Признаюсь, я была несколько обеспокоена, когда знакомила свою тетю с Линдхольмами.
Что моя тетя – пожилая южанка – подумает о наших черных друзьях?
Оказалось, что причин для беспокойства не было и в помине.
Она положила руку на плечо Юджина.
– Что ж, я рада, что ты спросил. Понимала, что если не найду потерю, то мама узнает, что я улизнула из школы на карнавал, и, что еще хуже, она не сможет работать, поэтому мы с Розой прокрались к основанию американской горки, и я задрала юбку до бедер и залезла под ее скат. Если бы мама знала, как откровенно я тогда выставила свои ноги напоказ, то была бы расстроена этим гораздо больше, чем потерей своего документа! Но я заполучила-таки его обратно. Да, я добилась своего.
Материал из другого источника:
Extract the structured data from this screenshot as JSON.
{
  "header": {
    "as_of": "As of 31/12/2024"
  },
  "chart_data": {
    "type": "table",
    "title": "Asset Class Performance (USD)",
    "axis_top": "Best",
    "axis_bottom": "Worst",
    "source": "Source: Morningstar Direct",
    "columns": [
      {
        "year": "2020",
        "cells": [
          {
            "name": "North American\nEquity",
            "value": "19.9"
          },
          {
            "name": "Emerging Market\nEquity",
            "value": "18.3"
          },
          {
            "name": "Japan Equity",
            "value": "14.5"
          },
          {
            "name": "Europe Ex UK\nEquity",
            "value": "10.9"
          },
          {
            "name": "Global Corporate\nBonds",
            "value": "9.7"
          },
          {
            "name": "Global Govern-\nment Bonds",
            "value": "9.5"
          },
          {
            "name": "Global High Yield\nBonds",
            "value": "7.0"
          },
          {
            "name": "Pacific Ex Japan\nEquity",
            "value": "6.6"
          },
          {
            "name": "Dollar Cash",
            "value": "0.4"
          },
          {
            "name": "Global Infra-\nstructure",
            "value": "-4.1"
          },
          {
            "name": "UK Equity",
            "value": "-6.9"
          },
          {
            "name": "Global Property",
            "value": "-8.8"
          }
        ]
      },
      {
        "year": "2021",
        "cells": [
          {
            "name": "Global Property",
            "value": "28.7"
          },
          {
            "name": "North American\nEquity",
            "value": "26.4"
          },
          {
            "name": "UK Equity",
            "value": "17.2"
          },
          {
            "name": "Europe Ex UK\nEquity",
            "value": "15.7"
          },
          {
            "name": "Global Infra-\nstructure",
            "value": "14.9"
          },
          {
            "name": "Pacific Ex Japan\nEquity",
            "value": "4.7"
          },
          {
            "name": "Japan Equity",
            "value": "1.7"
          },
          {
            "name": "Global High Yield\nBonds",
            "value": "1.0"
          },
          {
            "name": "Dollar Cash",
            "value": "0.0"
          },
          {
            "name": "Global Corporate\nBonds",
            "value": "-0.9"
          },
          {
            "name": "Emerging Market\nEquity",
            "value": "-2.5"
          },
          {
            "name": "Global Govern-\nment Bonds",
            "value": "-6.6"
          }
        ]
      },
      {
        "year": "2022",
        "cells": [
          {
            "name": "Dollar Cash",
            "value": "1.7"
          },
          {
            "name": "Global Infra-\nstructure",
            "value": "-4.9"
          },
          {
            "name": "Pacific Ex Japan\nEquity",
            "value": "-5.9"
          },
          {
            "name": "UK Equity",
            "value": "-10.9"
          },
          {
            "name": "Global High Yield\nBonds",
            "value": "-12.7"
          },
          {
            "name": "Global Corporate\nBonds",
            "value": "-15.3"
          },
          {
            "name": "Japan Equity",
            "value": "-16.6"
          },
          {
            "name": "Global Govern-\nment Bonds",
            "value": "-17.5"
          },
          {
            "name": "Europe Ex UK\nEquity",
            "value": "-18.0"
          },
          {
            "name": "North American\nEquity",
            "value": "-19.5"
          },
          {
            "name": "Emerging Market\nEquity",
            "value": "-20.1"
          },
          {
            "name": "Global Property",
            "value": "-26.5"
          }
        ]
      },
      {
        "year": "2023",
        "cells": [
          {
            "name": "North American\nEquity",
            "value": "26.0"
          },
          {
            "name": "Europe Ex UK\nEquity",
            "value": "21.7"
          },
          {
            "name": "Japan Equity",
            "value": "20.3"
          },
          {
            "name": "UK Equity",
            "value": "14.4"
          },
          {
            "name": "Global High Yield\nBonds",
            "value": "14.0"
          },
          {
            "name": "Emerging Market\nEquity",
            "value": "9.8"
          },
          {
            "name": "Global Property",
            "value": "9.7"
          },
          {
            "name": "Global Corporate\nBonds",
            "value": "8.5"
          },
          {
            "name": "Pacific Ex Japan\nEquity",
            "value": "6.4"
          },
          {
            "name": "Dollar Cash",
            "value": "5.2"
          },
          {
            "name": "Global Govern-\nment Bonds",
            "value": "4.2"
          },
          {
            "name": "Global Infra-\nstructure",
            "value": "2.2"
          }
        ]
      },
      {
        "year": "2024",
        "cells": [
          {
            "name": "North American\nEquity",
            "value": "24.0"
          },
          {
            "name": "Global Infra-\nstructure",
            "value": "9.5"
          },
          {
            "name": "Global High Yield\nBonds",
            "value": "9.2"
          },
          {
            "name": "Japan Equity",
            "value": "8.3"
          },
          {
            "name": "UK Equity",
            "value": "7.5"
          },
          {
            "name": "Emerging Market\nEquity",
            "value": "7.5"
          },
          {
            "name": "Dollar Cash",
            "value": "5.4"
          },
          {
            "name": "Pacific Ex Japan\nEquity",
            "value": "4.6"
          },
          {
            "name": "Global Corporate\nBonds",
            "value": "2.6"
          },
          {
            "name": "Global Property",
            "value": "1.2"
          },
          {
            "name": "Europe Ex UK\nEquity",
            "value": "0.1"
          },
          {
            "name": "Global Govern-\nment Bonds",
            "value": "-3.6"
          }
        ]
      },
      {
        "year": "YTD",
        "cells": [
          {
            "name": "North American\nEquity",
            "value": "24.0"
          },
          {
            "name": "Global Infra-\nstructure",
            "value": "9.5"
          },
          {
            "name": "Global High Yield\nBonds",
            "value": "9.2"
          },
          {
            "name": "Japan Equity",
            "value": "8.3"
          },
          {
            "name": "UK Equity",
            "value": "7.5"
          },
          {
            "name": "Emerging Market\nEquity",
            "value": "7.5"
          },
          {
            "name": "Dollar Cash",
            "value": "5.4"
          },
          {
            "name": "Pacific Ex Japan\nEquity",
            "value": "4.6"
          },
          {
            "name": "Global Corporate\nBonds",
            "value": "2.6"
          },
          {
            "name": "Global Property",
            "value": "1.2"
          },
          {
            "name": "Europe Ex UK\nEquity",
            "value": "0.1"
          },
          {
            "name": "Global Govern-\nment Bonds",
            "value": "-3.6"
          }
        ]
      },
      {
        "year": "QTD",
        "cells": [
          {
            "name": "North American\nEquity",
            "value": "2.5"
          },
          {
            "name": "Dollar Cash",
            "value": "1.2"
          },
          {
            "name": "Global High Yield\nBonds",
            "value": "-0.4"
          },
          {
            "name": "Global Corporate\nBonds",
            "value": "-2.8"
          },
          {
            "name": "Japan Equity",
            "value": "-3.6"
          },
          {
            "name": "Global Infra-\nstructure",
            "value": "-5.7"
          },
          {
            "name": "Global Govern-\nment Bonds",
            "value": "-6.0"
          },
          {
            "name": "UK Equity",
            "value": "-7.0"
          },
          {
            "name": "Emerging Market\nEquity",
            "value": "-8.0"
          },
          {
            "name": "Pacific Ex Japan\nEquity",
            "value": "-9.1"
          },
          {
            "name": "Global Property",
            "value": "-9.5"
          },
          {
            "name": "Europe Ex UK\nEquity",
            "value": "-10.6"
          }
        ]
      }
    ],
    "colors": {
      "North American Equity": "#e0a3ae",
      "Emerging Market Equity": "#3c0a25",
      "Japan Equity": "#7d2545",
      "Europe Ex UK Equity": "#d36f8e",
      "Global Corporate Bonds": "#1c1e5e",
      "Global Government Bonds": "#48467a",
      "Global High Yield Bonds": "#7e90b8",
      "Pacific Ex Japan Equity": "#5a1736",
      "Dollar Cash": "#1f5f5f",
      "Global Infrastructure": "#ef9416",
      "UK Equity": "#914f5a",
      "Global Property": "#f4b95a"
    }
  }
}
Гершель сидел справа от меня, прислонив костыли к подлокотнику кресла. Он наклонился ко мне и указал на тетю Эстер.
– Дома все то же самое. Если нам удается ее разговорить, то она принимается делиться историями из времен своего детства, и тогда им нет конца. – Он улыбнулся. – То, конечно, отнюдь не идеально, но дети от нее без ума, да и еще она помогает Дорис с готовкой, так что все мы несказанно рады тому, что делим с ней крышу над головой. Кстати, о детях. Томми! – позвал сына мой брат.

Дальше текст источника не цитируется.